Mutlosigkeit beim Thema Wagniskapital – Eckpunktepapier im Kabinett

Noch immer ist das 2013 im Koalitionsvertrag angekündigte Venture-Capital-Gesetz nicht in Sicht. Diskutiert wird die Finanzierungslage von Startups in Deutschland aber immerhin auf Regierungsebene: Heute Morgen tagte das Kabinett und beschloss dabei ein Eckpunktepapier zum Thema Wagniskapital, das gemeinsam von Bundesministerium für Wirtschaft und Energie (BMWi) und Bundesministerium der Finanzen (BMF) getragen wird.

Die Problemlage nicht ausreichend hoher Finanzierungsrunden, um ein schnelles, internationales Wachstum deutscher Startups zu ermöglichen, ist damit endgültig in der Regierung angekommen und es ist begrüßenswert, dass die Regierung das Ziel verfolgt, Deutschland als Standort für Wagniskapital international wettbewerbsfähig zu machen.

Konkrete Maßnahmen sind in dem Eckpunktepapier aber wenige zu finden. Im Einzelnen sieht es folgendes vor:

Schon in der letzten Woche von Angela Merkel angedeutet: Das Anti-Angel-Gesetz, das zuletzt für massive Kritik in der Startup-Szene sorgte, ist vom Tisch. Innovative Unternehmen sollen also auch weiterhin von einer Besteuerung von Gewinnen aus Streubesitzbeteiligungen ausgenommen werden , was für große Erleichterung bei Startups und Investoren sorgt.

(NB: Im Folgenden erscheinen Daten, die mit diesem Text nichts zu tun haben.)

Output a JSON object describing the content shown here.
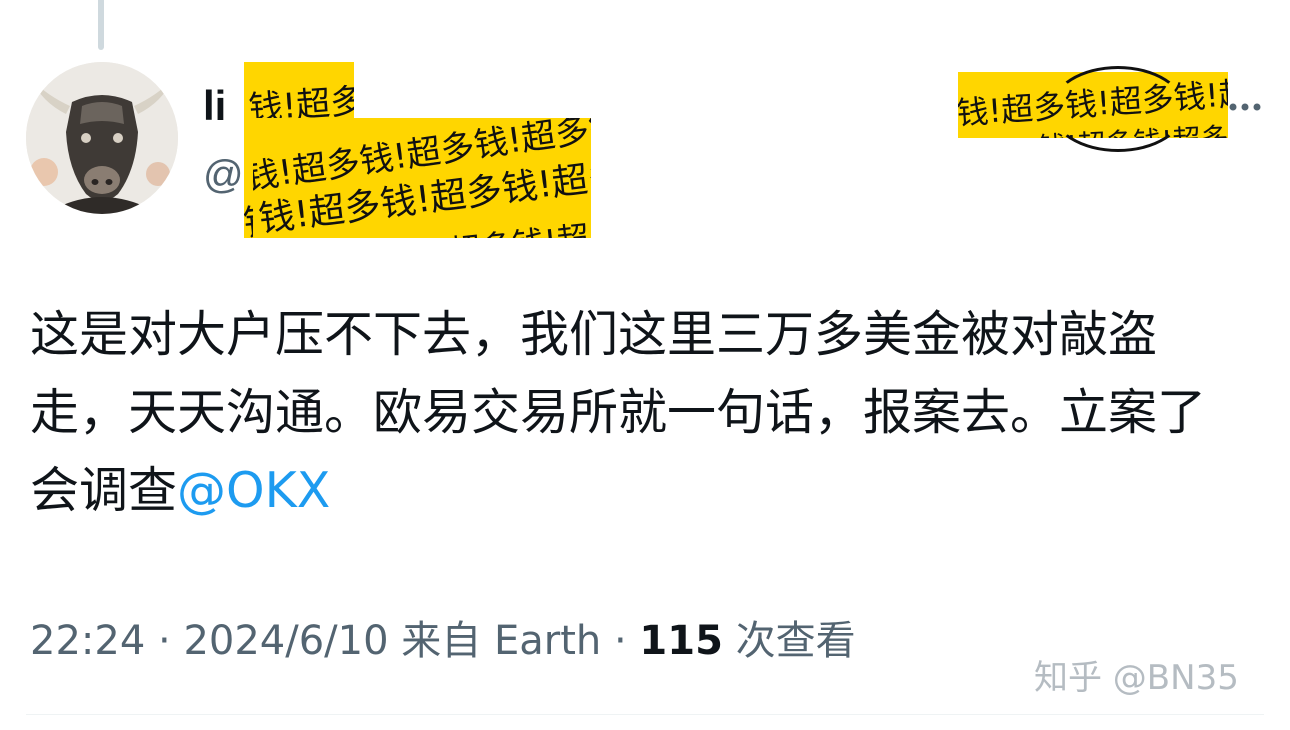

→ Der Erhalt der Ausnahme ist absolut notwendig und begrüßenswert. Dennoch bleibt anzumerken: Damit wird lediglich eine geplante Verschlechterung abgewendet. Eine Verbesserung der Finanzierungssituation von Startups in Deutschland geht nicht damit einher.

Als einzige konkrete Maßnahme, für die die Regierung zusätzliche Mittel bereitstellt, wird der Ausbau des INVEST-Zuschuss ab 2016 angekündigt: Investoren können künftig einen 20-prozentigen Zuschuss bis zu einer maximalen Investitionssumme von 500.000 Euro pro Jahr erhalten.

→ Das INVEST-Programm hat sich mit inzwischen mehr als 1.000 bezuschussten Investments zwar bewährt. Business Angels sind für die Finanzierung  von Startups sehr wichtig, werden jedoch keine Wachstumsfinanzierung im großen Stil und großen Umfang stemmen können.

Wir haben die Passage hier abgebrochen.